USB-C do also have an overload protection at 3.5A
The Quick Charge output can "only" deliver 2.5A.
When voltage goes up, current goes down. At 9V the rating says 1.5A, this looks correct.
At 12V the rating is 1.2A, this also looks correct.
The 5 volt output can deliver about 12500mA, this is as expected (See Capacity table).
Increasing the load to 2.4A reduces the output voltage and the capacity (Efficiency will go down at higher loads).
USB-C output curve looks about the same as iSmart output.
This is also the case at 2.5A.
The USB-C output is rated to 3A, the power bank can mostly deliver that, but the voltage is a bit low and output cannot be maintained when the power bank is nearly empty. I do not see any of this as a problem, devices charging on USB-C will either work at the low voltage or reduce charge current, both solutions are perfectly acceptable.
When boosting voltage using Quick Charge the capacity will drop, at 12V I will expect about 5/12 of the 5 volt capacity and this is what it delivers.
Noise is 11mV rms and 72mVpp at 0.5A load.
Noise is 11mV rms and 76Vpp at 1A load.
Noise is 50mV rms and 220mVpp at 2A load.
Noise is 7mV rms and 56mVpp at 0.5A load.
Noise is 8mV rms and 67mVpp at 1A load.
Noise is 17mV rms and 90mVpp at 2.5A load.
Noise is 8mV rms and 63mVpp at 0.5A load.
Noise is 17mV rms and 94mVpp at 2.5A load.
Noise is 46mV rms and 200mVpp at 1.8A load.
Noise is 52mV rms and 214mVpp at 1.2A load.
On standard usb the charger will charge with 1.5A and it takes about 11 hours to fully charge the power bank.
Using a QC2.0 charger makes it considerable faster at 5½ hour.
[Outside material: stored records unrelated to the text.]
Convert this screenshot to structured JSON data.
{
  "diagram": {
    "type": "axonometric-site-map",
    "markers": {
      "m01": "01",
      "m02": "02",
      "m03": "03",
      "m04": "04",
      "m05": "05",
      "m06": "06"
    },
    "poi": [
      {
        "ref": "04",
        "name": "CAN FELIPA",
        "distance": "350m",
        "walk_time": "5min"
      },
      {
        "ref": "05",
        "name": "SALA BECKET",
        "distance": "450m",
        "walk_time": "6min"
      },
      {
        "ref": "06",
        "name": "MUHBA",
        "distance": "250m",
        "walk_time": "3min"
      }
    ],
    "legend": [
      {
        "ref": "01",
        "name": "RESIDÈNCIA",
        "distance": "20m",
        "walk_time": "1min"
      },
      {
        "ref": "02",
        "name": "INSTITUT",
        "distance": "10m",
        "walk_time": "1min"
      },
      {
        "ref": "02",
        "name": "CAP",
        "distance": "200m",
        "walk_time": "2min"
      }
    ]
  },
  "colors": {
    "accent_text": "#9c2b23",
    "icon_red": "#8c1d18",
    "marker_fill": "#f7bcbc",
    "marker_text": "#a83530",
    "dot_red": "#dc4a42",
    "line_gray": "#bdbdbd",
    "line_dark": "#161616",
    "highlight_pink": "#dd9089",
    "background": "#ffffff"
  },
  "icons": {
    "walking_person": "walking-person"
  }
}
The power bank tells the charger to use 12V and then it draws about 1.7A.
With QC3 the power bank prefer about 7V and uses 2.8A current, the charger time is exactly the same as QC2.
Charging on USB-C with a "legal" cable, the current is up to about 2A, that is way to high for this coding of the cable, but will usual be very practical.
Using a 3A cable (This is not really legal according to usb standards, the legal USB-C way is to use a USB-C charge, not a USB charger with a special cable), the current goes up to 2.5A for a total charge time of 7.5 hours.
Using a long (or thin) cable with QC3.0 the current goes down, and the time goes up, but the power bank it fully charged.
This power bank can be used to charge just about any usb device and will do it as fast as the device wants. The power bank is a bit on the large side due to the high capacity, it will not fit in a normal pocket, but requires a coat pocket or a handbag.
For charging the power bank the best option is a QuickCharger, but any usb charger can be used, if you have the time.
Overload protection on all outputs and fairly low noise is good details. I would have liked the usb voltage slightly higher, but that is just because some of my LiIon chargers are very picky, the voltage is within usb limits.
I will call this a very good power bank, this is based on a good performance and the very good versatility of the device.
The power bank was supplied by Ravpower for a review.
Both my QC charge test was done with real QC chargers and they may have limited the charge speed.